Les dix mille martyrs, anonyme, 17e siècle, Fontevraud, Centre Culturel de l’Ouest, © Ville de Saumur, cliché Bernard Renoux. 

Choisir de se faire représenter face à Louise de Bourbon, abbesse pendant les guerres de religion, permet de renforcer sa position en se montrant comme une réformatrice et la digne héritière de Louise de Bourbon. Elle affirme le succès des catholiques contre les protestants.

Au XVIe siècle, dans le contexte des guerres de religion, Catherine de Médicis, pour rétablir l'ordre et montrer le roi (Charles IX) à ses sujets, entreprend un tour de France. Le 2 octobre 1565, l'abbesse les accueille. À genoux devant le roi, elle le supplie d'exterminer tous les suppôts de l'hérésie, en commençant par son proche parent, Louis de Bourbon, présent à ses côtés. Par vengeance, lors de la reprise des hostilités entre catholiques et protestants, le prince de Condé, permet à ses soldats de pénétrer dans l'abbaye et de la piller.

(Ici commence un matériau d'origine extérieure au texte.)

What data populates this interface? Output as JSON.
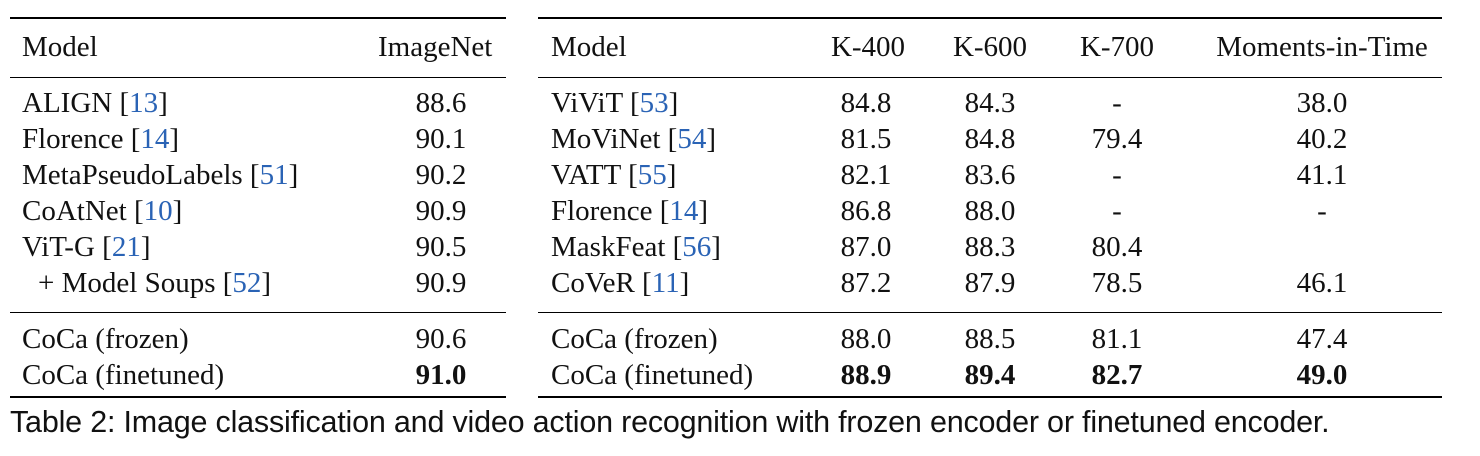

Au moment d'y entrer par la force, ils sont repoussés par "une armée qu'ils virent sur les murailles", sans doute les vassaux de l'abbesse. Pris de panique, les huguenots s'enfuient en abandonnant leur canon. On attribue cette victoire à l'intervention énergique, non pas des habitants, mais à celle miraculeuse des Dix Mille Martyrs, car l'abbesse et sa communauté prient ceux-ci pour éloigner le danger. Sur cette peinture, Jeanne-Baptiste s'approprie ainsi les actions des précédentes abbesses, dans leur lutte contre le protestantisme.

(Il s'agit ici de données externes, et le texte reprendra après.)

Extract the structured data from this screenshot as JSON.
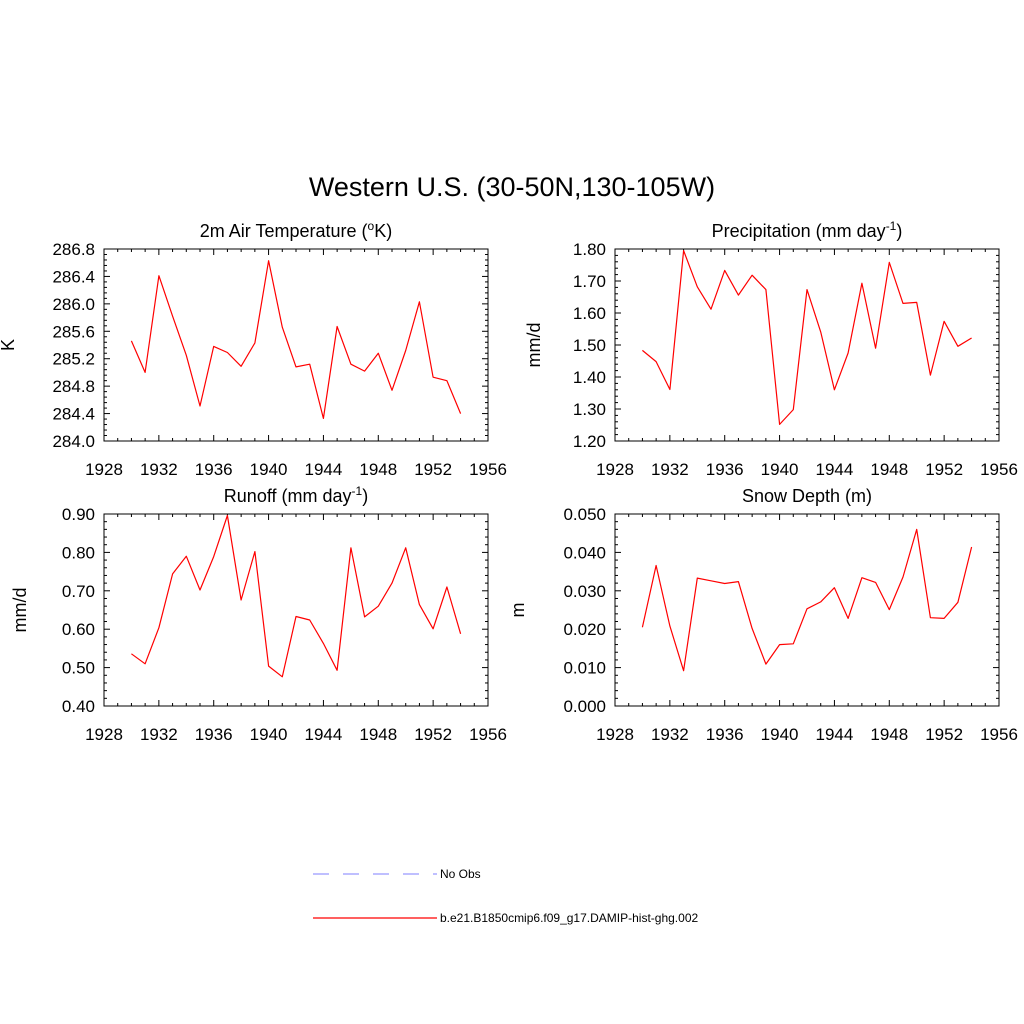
{
  "figure": {
    "title": "Western U.S. (30-50N,130-105W)"
  },
  "legend": {
    "obs_label": "No Obs",
    "obs_color": "#9999ff",
    "model_label": "b.e21.B1850cmip6.f09_g17.DAMIP-hist-ghg.002",
    "model_color": "#ff0000"
  },
  "chart_data": [
    {
      "type": "line",
      "title": "2m Air Temperature (",
      "title_sup": "o",
      "title_after": "K)",
      "ylabel": "K",
      "xlim": [
        1928,
        1956
      ],
      "xticks": [
        1928,
        1932,
        1936,
        1940,
        1944,
        1948,
        1952,
        1956
      ],
      "ylim": [
        284.0,
        286.8
      ],
      "yticks": [
        "284.0",
        "284.4",
        "284.8",
        "285.2",
        "285.6",
        "286.0",
        "286.4",
        "286.8"
      ],
      "series": [
        {
          "color": "#ff0000",
          "x": [
            1930,
            1931,
            1932,
            1933,
            1934,
            1935,
            1936,
            1937,
            1938,
            1939,
            1940,
            1941,
            1942,
            1943,
            1944,
            1945,
            1946,
            1947,
            1948,
            1949,
            1950,
            1951,
            1952,
            1953,
            1954
          ],
          "values": [
            285.46,
            285.0,
            286.41,
            285.82,
            285.25,
            284.51,
            285.38,
            285.29,
            285.09,
            285.43,
            286.63,
            285.66,
            285.08,
            285.12,
            284.33,
            285.67,
            285.12,
            285.02,
            285.28,
            284.74,
            285.32,
            286.03,
            284.93,
            284.88,
            284.4
          ]
        }
      ]
    },
    {
      "type": "line",
      "title": "Precipitation (mm day",
      "title_sup": "-1",
      "title_after": ")",
      "ylabel": "mm/d",
      "xlim": [
        1928,
        1956
      ],
      "xticks": [
        1928,
        1932,
        1936,
        1940,
        1944,
        1948,
        1952,
        1956
      ],
      "ylim": [
        1.2,
        1.8
      ],
      "yticks": [
        "1.20",
        "1.30",
        "1.40",
        "1.50",
        "1.60",
        "1.70",
        "1.80"
      ],
      "series": [
        {
          "color": "#ff0000",
          "x": [
            1930,
            1931,
            1932,
            1933,
            1934,
            1935,
            1936,
            1937,
            1938,
            1939,
            1940,
            1941,
            1942,
            1943,
            1944,
            1945,
            1946,
            1947,
            1948,
            1949,
            1950,
            1951,
            1952,
            1953,
            1954
          ],
          "values": [
            1.483,
            1.448,
            1.361,
            1.795,
            1.682,
            1.612,
            1.733,
            1.656,
            1.718,
            1.673,
            1.252,
            1.298,
            1.673,
            1.541,
            1.36,
            1.475,
            1.693,
            1.49,
            1.758,
            1.63,
            1.633,
            1.406,
            1.574,
            1.496,
            1.522
          ]
        }
      ]
    },
    {
      "type": "line",
      "title": "Runoff (mm day",
      "title_sup": "-1",
      "title_after": ")",
      "ylabel": "mm/d",
      "xlim": [
        1928,
        1956
      ],
      "xticks": [
        1928,
        1932,
        1936,
        1940,
        1944,
        1948,
        1952,
        1956
      ],
      "ylim": [
        0.4,
        0.9
      ],
      "yticks": [
        "0.40",
        "0.50",
        "0.60",
        "0.70",
        "0.80",
        "0.90"
      ],
      "series": [
        {
          "color": "#ff0000",
          "x": [
            1930,
            1931,
            1932,
            1933,
            1934,
            1935,
            1936,
            1937,
            1938,
            1939,
            1940,
            1941,
            1942,
            1943,
            1944,
            1945,
            1946,
            1947,
            1948,
            1949,
            1950,
            1951,
            1952,
            1953,
            1954
          ],
          "values": [
            0.536,
            0.51,
            0.604,
            0.744,
            0.79,
            0.702,
            0.789,
            0.896,
            0.676,
            0.802,
            0.504,
            0.476,
            0.633,
            0.624,
            0.563,
            0.493,
            0.812,
            0.632,
            0.66,
            0.72,
            0.812,
            0.664,
            0.601,
            0.71,
            0.588
          ]
        }
      ]
    },
    {
      "type": "line",
      "title": "Snow Depth (m)",
      "title_sup": "",
      "title_after": "",
      "ylabel": "m",
      "xlim": [
        1928,
        1956
      ],
      "xticks": [
        1928,
        1932,
        1936,
        1940,
        1944,
        1948,
        1952,
        1956
      ],
      "ylim": [
        0.0,
        0.05
      ],
      "yticks": [
        "0.000",
        "0.010",
        "0.020",
        "0.030",
        "0.040",
        "0.050"
      ],
      "series": [
        {
          "color": "#ff0000",
          "x": [
            1930,
            1931,
            1932,
            1933,
            1934,
            1935,
            1936,
            1937,
            1938,
            1939,
            1940,
            1941,
            1942,
            1943,
            1944,
            1945,
            1946,
            1947,
            1948,
            1949,
            1950,
            1951,
            1952,
            1953,
            1954
          ],
          "values": [
            0.0205,
            0.0366,
            0.0208,
            0.0092,
            0.0333,
            0.0326,
            0.0319,
            0.0324,
            0.0202,
            0.0109,
            0.016,
            0.0162,
            0.0253,
            0.0271,
            0.0308,
            0.0228,
            0.0334,
            0.0322,
            0.0251,
            0.0336,
            0.046,
            0.023,
            0.0228,
            0.027,
            0.0414
          ]
        }
      ]
    }
  ]
}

Fontevraud et le protestantisme

Au XVIe siècle, le protestantisme gagne le Poitou et une partie de l'Anjou. La ville de Saumur, située à une quinzaine de kilomètres de l'abbaye de Fontevraud, devient, en 1589, grâce à Henri III (1574-1589), une place de sûreté protestante confiée au meilleur lieutenant de Henri de Navarre, Philippe Duplessis-Mornay, appelé "le Pape des Huguenots". Les abbesses de Fontevraud, "représentantes" de l'Eglise catholique, après avoir instauré, non sans difficultés des réformes dans leur ordre, affrontent avec force les hérétiques, qu'elles considèrent comme redoutables, afin de protéger l'abbaye-mère et les prieurés de toute velléité de conversion.

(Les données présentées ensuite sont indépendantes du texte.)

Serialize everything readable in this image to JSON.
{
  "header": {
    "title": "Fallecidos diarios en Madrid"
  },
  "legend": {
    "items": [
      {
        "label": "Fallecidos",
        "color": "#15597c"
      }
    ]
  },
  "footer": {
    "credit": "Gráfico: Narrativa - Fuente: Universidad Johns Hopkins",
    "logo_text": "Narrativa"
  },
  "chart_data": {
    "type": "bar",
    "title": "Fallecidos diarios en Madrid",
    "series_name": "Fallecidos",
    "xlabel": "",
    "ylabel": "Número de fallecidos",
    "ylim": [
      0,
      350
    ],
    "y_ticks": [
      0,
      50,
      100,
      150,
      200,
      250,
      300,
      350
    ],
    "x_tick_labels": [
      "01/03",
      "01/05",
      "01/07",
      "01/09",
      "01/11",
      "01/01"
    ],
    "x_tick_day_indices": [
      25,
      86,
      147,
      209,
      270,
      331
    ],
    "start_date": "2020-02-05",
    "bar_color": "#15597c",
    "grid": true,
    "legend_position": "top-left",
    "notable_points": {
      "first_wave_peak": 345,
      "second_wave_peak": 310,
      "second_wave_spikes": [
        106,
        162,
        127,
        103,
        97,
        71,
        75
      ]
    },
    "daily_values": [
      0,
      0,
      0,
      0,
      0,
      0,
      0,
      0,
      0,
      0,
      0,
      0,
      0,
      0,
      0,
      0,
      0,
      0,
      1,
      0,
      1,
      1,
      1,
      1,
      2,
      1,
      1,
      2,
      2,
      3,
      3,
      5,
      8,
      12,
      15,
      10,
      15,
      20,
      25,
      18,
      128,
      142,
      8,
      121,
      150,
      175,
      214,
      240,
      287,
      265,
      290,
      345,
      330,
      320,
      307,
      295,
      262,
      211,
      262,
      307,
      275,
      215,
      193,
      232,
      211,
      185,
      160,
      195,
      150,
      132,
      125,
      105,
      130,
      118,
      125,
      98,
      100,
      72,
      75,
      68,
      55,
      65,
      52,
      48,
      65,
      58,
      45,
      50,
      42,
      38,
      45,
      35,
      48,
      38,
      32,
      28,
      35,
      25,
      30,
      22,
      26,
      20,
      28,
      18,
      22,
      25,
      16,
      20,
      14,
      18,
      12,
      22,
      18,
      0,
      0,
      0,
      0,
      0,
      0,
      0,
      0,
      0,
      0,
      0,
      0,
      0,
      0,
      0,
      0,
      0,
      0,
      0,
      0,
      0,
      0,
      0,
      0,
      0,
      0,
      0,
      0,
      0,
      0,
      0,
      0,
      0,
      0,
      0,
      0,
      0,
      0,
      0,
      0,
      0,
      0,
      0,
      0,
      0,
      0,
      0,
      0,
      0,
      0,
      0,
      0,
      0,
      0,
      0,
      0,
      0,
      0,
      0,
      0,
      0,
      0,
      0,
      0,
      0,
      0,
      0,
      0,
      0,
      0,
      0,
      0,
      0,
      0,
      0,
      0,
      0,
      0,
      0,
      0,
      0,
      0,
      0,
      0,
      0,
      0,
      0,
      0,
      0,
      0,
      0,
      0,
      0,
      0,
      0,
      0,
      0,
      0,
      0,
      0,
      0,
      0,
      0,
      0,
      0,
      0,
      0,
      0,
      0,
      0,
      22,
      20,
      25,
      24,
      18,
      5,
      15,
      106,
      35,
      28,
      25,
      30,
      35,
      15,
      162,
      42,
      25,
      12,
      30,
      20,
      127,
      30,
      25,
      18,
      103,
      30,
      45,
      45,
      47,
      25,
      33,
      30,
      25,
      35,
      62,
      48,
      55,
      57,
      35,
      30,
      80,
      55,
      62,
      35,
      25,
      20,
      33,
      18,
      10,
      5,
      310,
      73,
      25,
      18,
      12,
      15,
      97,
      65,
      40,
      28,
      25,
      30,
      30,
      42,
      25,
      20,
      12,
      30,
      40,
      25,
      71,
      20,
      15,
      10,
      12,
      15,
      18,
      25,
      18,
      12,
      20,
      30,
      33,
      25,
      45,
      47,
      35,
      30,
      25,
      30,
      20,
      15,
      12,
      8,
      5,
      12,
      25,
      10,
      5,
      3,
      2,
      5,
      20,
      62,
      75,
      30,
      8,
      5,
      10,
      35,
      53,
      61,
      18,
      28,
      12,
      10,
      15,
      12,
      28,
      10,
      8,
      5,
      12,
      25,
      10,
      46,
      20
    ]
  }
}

Depuis 200 ans, des femmes de la famille de Bourbon la dirigent : Renée de Bourbon (1491-1534), Louise de Bourbon (1534-1595), Eléonore (1595-1611), Louise de Bourbon-Lavedan (1611-1637) et enfin Jeanne-Baptiste (1637-1670). Vers 1650, une minorité de protestants se regroupe autour de trois centres urbains : Angers (environ 400 personnes), Baugé (avec moins de 200) et surtout Saumur (1 500 sur 9 000 habitants). Cette forte présence, dans cette cité, irrite l'évêque du diocèse, Henri Arnauld, qui tente de la réduire, voire de l'éliminer. Dans ce contexte, l'abbesse tient à affirmer son soutien à la Contre-Réforme et sa fidélité à la foi catholique. Avec la Révocation de l'Edit de Nantes (1685), les abjurations se multiplient en Anjou, notamment à la suite du logement de soldats du régiment d'Alsace, et certaines ont lieu à l'abbaye.

Gabrielle de Rochechouart de Mortemart accueille des nouveaux convertis. Fontevraud a retrouvé sa puissance d'attraction. L'étude des prieurés (La Madeleine-les-Orléans, Espinasse) nous montre que leur situation est très différente de celle de l'abbaye. Ils n'échappent ni aux déprédations ni à la tentation pour certaines religieuses de passer au calvinisme. La comparaison avec d'autres grandes abbayes, telles Jouarre et Maubuisson renforce l'impression de particularité des abbesses de Fontevraud en ces temps d'opposition entre catholiques et protestants.